Introvert, An Update

I find people frustratingly annoying. I find them to be more so when they simply do not understand me. It’s not that I don’t try. I believe it’s because they either think my antisocial behavior is an act, a quirk, or a mental illness. It’s really none of those things. I’m not an act to avoid certain responsibilities that I have (give me a task and I will complete it. If I need assistance, I will ask for it). It’s not a behavioral oddity I can just turn off (I’m not trying to be humorous or difficult, it just is). It’s not depression (my ASD does heighten my sensitivity to certain sounds, lighting, and touch. At such times I withdraw into a meditative mode in order to control the anxiety it produces) I’m happy with who I am in life. So, what advice can I give, what insights in dealing with a person like me can I provide other than to just “LEAVE ME THE FUCK ALONE”? Not much, I don’t think. But here’s a few things I can say about what I go through that may help you to understand who I am.

“Working well with others.” I’m a high voltage electrician (“medium-high voltage” technically for I deal with 480 to 14,000 AC volts) in a steel factory maintaining load carrying equipment. I deal with breakers, motor-generators, and relays that provide the power source for steel manufacturing. Most of what I do is watch and record current readings and maintain certain levels of power usage. On occasions, and this is when it becomes exciting for me, I must troubleshoot and repair equipment that has failed. If I maintain things right or act proactively, these occurrences should happen, as they should, rarely. It’s a lonely job. Does that bother me? Nope. I “do my thing” at my pace when I want to and to the standards, I set for myself. My boss calls me a “self-motivator”. In truth, being alone to do a job is when I enjoy it best. Most of the time I can handle what issues crop up on my own. The exceptions are when I have work in substations (OSHA rules, not mine) or when a task requires other people to assist me. At those times I may get a bit “chatty” but that’s only me overcompensating. It’s me trying to be friendly. Inside I’m screaming because circumstances have placed me in a position where I must rely on others. I do work well with others and do appreciate people’s help but if given a choice I would rather that do the job by myself.

For most of my life, I’ve had to deal with the fact that I was different. I see things differently, think differently, interact (as awkward as it was at times) with others in a different way. Because of this I was often ridiculed or shunned quite often. This led me to my attempts to conform, to falsely mimic other people’s behavior in order to fit in. Over the decades I became quite adept at it giving people the wrong idea that I was a “social person”. What they didn’t understand is how much work it took to maintain this façade. It was exhausting. I couldn’t maintain it all the time and when I wavered my interpersonal skills would falter and people, including myself, would get hurt. At times I would say “I need some alone time” or do things like isolating myself. This did not mean I didn’t care for other people’s feelings it just meant I needed to “recharge”, to be myself, before I could continue. I couldn’t make and keep friends. Relationships were nearly impossible (it may have been one of the reasons why my first marriage failed, I couldn’t be honest with her). Many people didn’t understand this, I didn’t for the longest time, and this brought about both anxiety and depression. I was not happy with myself because I was not who I am. I saw conformity as an enemy of who I really am. Inside, in my world, in my “mind’s eye”, people and things were part of an outside tapestry of interactions, patterns, that were foreign to me. It’s not that I’m antisocial, it’s that I had difficulty in understanding it unless I stood back and exam it first.

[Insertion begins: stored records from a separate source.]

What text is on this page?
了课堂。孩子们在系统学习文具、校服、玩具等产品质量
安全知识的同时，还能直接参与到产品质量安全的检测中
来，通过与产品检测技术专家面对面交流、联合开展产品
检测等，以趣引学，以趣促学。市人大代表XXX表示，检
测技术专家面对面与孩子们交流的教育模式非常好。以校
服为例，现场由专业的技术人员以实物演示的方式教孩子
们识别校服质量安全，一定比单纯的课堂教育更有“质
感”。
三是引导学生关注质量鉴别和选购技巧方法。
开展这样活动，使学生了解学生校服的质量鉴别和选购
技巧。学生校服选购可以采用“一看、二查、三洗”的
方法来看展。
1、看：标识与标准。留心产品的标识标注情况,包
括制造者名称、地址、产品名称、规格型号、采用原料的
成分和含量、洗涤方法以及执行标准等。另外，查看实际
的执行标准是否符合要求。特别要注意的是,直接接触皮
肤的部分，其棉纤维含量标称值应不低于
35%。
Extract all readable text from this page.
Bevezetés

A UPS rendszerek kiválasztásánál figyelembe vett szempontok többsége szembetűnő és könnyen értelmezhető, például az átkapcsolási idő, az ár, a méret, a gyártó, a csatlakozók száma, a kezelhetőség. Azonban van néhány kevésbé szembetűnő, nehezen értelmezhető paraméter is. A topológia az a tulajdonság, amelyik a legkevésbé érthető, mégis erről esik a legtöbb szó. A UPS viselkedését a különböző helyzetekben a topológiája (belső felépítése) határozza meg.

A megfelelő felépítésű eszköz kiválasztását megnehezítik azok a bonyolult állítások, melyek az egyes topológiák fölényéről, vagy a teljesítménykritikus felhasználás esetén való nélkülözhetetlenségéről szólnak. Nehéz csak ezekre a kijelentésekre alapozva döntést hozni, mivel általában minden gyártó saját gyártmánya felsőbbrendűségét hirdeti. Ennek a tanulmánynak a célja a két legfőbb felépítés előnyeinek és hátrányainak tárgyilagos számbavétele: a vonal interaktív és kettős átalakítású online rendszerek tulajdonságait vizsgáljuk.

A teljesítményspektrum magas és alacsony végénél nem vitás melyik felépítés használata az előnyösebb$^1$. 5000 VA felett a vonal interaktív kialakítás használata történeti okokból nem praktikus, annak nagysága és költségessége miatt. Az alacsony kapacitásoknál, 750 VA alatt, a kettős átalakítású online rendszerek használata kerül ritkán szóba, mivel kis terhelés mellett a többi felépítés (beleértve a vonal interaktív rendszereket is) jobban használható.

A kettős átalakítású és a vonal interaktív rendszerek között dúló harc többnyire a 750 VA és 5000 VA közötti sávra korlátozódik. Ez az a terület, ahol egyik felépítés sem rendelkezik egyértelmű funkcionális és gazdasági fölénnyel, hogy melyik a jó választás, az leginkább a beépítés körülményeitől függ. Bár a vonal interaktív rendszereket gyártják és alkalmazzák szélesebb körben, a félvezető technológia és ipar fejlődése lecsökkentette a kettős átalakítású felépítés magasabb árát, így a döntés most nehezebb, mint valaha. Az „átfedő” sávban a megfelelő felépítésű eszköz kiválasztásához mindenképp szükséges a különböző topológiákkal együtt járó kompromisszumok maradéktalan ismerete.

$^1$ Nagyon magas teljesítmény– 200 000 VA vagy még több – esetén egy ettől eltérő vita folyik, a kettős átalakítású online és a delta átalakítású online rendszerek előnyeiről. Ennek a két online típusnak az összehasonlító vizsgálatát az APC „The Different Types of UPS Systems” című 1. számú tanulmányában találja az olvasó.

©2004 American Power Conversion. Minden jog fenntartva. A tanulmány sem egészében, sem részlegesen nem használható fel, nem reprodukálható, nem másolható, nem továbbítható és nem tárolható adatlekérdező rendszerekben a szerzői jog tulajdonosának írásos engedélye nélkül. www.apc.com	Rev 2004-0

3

And this brings me to why I relied on years of drug and alcohol abuse and finally mental health therapy in order to cope. In my introspective search, I have come to accept who I am and have become a happier person. Quitting drugs and alcohol have relieved me of those self-abusing crutches. Therapy and the use of mood-stabilizing drugs have lessened the anxiety I would experience. Accepting myself, my “differences”, has liberated me from much of what I have struggled with for so long. I can unleash my creative mind because I no longer must work under the yoke of conformity. Because of all that I have also forged a relationship with an individual, my wife, who loves and understands me. Does that mean I have stopped pretending who I’m not? Unfortunately, my present employment situation and lifestyle keeps me from doing so. The difference now is that I have made a refuge both mentally and physically that helps me cope with the insane world of having to socialize in order to maintain other people’s emotional needs. I know it makes me sound cold and uncaring maybe even sociopathic but it’s far from the truth. I can feel, I do have empathy, I just have difficulty expressing it. My wife knows this very well. She also knows that when I truly open up to you and show you who I really am you are very special to me.